Steiner over zijn helderziendheid als kind

Op de eerste algemene vergadering van de antroposofische vereniging, op 4 februari 1913 in Berlijn, sprak Rudolf Steiner over zijn jeugd. In principe zal een occulte leraar nooit zijn eigen persoon in het voetlicht plaatsen, maar voor een keer zag Steiner zich genoodzaakt van deze regel af te wijken. Hij werd er namelijk door Annie Besant (van de Theosophische Vereniging) van beschuldigd onder invloed te staan van de Jezuïeten. Anderen verspreidden het gerucht dat hij een voormalig priester was, ja zelfs een regelrechte Jezuïet.
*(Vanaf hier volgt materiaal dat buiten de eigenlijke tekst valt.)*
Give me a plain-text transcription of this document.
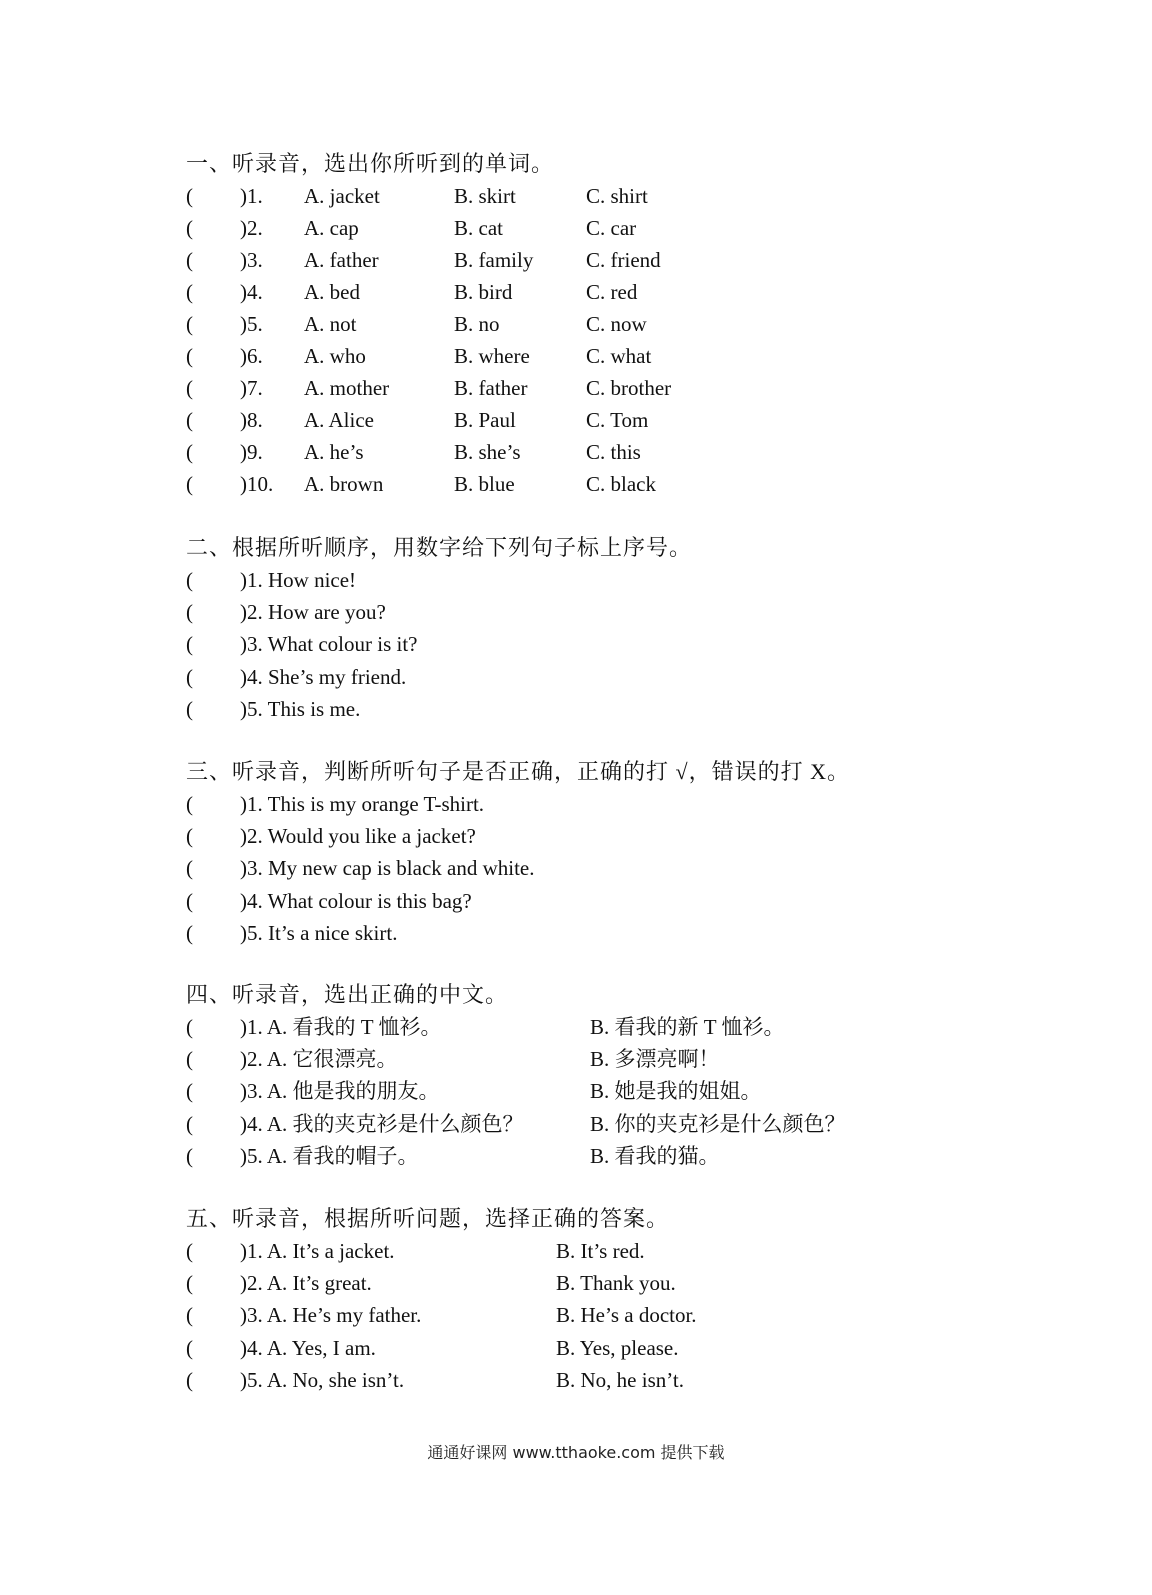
一、听录音，选出你所听到的单词。
( )1. A. jacket	B. skirt	C. shirt
( )2. A. cap	B. cat	C. car
( )3. A. father	B. family	C. friend
( )4. A. bed	B. bird	C. red
( )5. A. not	B. no	C. now
( )6. A. who	B. where	C. what
( )7. A. mother	B. father	C. brother
( )8. A. Alice	B. Paul	C. Tom
( )9. A. he’s	B. she’s	C. this
( )10. A. brown	B. blue	C. black
二、根据所听顺序，用数字给下列句子标上序号。
( )1. How nice!
( )2. How are you?
( )3. What colour is it?
( )4. She’s my friend.
( )5. This is me.
三、听录音，判断所听句子是否正确，正确的打 √，错误的打 X。
( )1. This is my orange T-shirt.
( )2. Would you like a jacket?
( )3. My new cap is black and white.
( )4. What colour is this bag?
( )5. It’s a nice skirt.
四、听录音，选出正确的中文。
( )1. A. 看我的 T 恤衫。	B. 看我的新 T 恤衫。
( )2. A. 它很漂亮。	B. 多漂亮啊！
( )3. A. 他是我的朋友。	B. 她是我的姐姐。
( )4. A. 我的夹克衫是什么颜色？	B. 你的夹克衫是什么颜色？
( )5. A. 看我的帽子。	B. 看我的猫。
五、听录音，根据所听问题，选择正确的答案。
( )1. A. It’s a jacket.	B. It’s red.
( )2. A. It’s great.	B. Thank you.
( )3. A. He’s my father.	B. He’s a doctor.
( )4. A. Yes, I am.	B. Yes, please.
( )5. A. No, she isn’t.	B. No, he isn’t.
通通好课网 www.tthaoke.com 提供下载
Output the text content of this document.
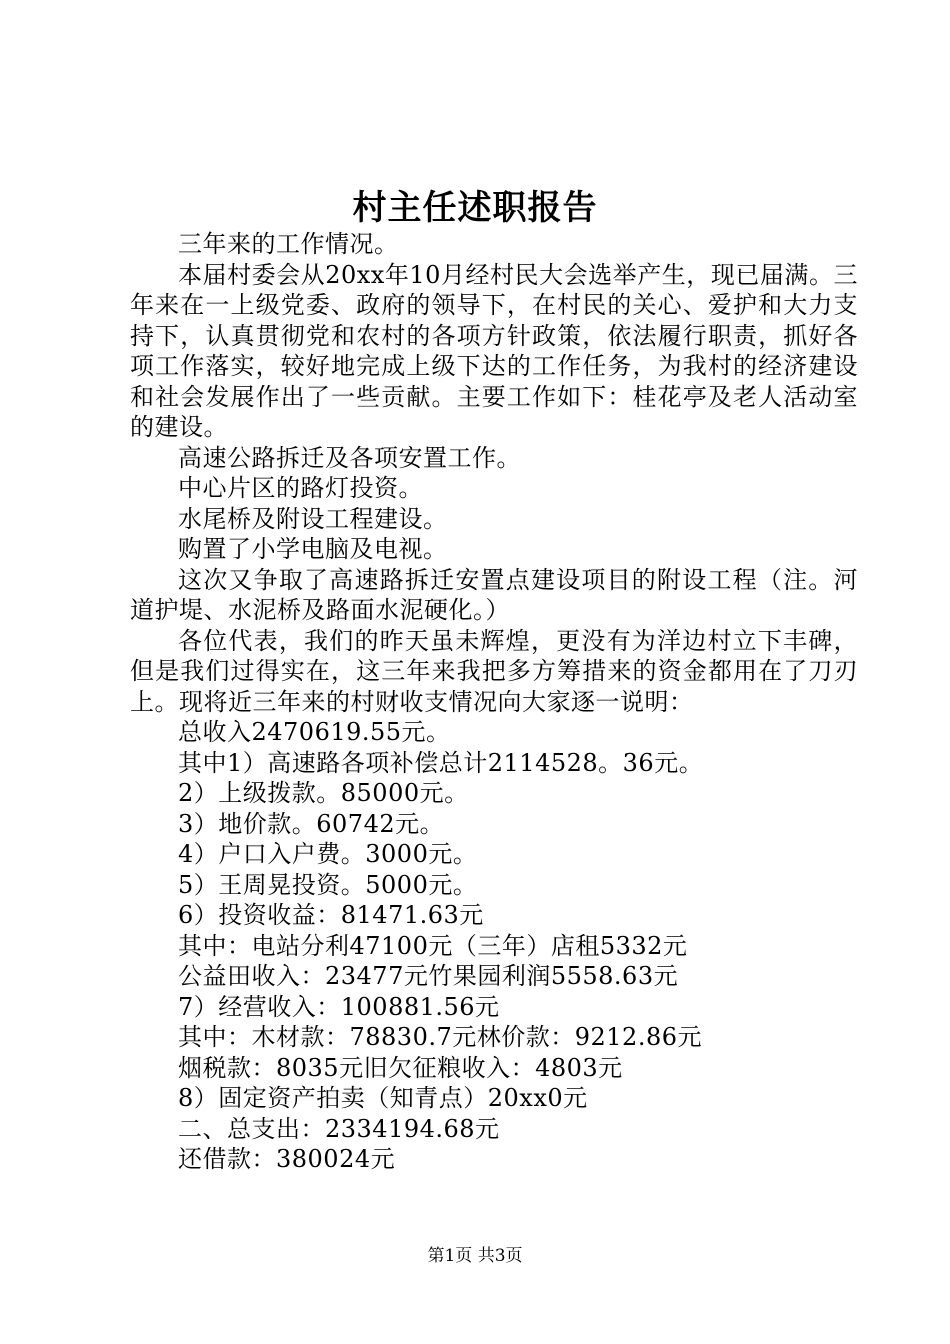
村主任述职报告

三年来的工作情况。

本届村委会从20xx年10月经村民大会选举产生，现已届满。三年来在一上级党委、政府的领导下，在村民的关心、爱护和大力支持下，认真贯彻党和农村的各项方针政策，依法履行职责，抓好各项工作落实，较好地完成上级下达的工作任务，为我村的经济建设和社会发展作出了一些贡献。主要工作如下：桂花亭及老人活动室的建设。

高速公路拆迁及各项安置工作。

中心片区的路灯投资。

水尾桥及附设工程建设。

购置了小学电脑及电视。

这次又争取了高速路拆迁安置点建设项目的附设工程（注。河道护堤、水泥桥及路面水泥硬化。）

各位代表，我们的昨天虽未辉煌，更没有为洋边村立下丰碑，但是我们过得实在，这三年来我把多方筹措来的资金都用在了刀刃上。现将近三年来的村财收支情况向大家逐一说明：

总收入2470619.55元。

其中1）高速路各项补偿总计2114528。36元。

2）上级拨款。85000元。

3）地价款。60742元。

4）户口入户费。3000元。

5）王周晃投资。5000元。

6）投资收益：81471.63元

其中：电站分利47100元（三年）店租5332元

公益田收入：23477元竹果园利润5558.63元

7）经营收入：100881.56元

其中：木材款：78830.7元林价款：9212.86元

烟税款：8035元旧欠征粮收入：4803元

8）固定资产拍卖（知青点）20xx0元

二、总支出：2334194.68元

还借款：380024元

第1页 共3页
Daarom besloot Rudolf Steiner om de leden een beeld te schetsen van zijn levensloop (het boek “Mijn Levensweg” was nog niet geschreven toen). Hij sprak over zichzelf in de derde persoon.

Hieronder volgt een fragment waarin Steiner spreekt over de zelfmoord van een familielid, waarschijnlijk een tante. (Deze tekst is overgenomen uit tijdschrift De Brug.)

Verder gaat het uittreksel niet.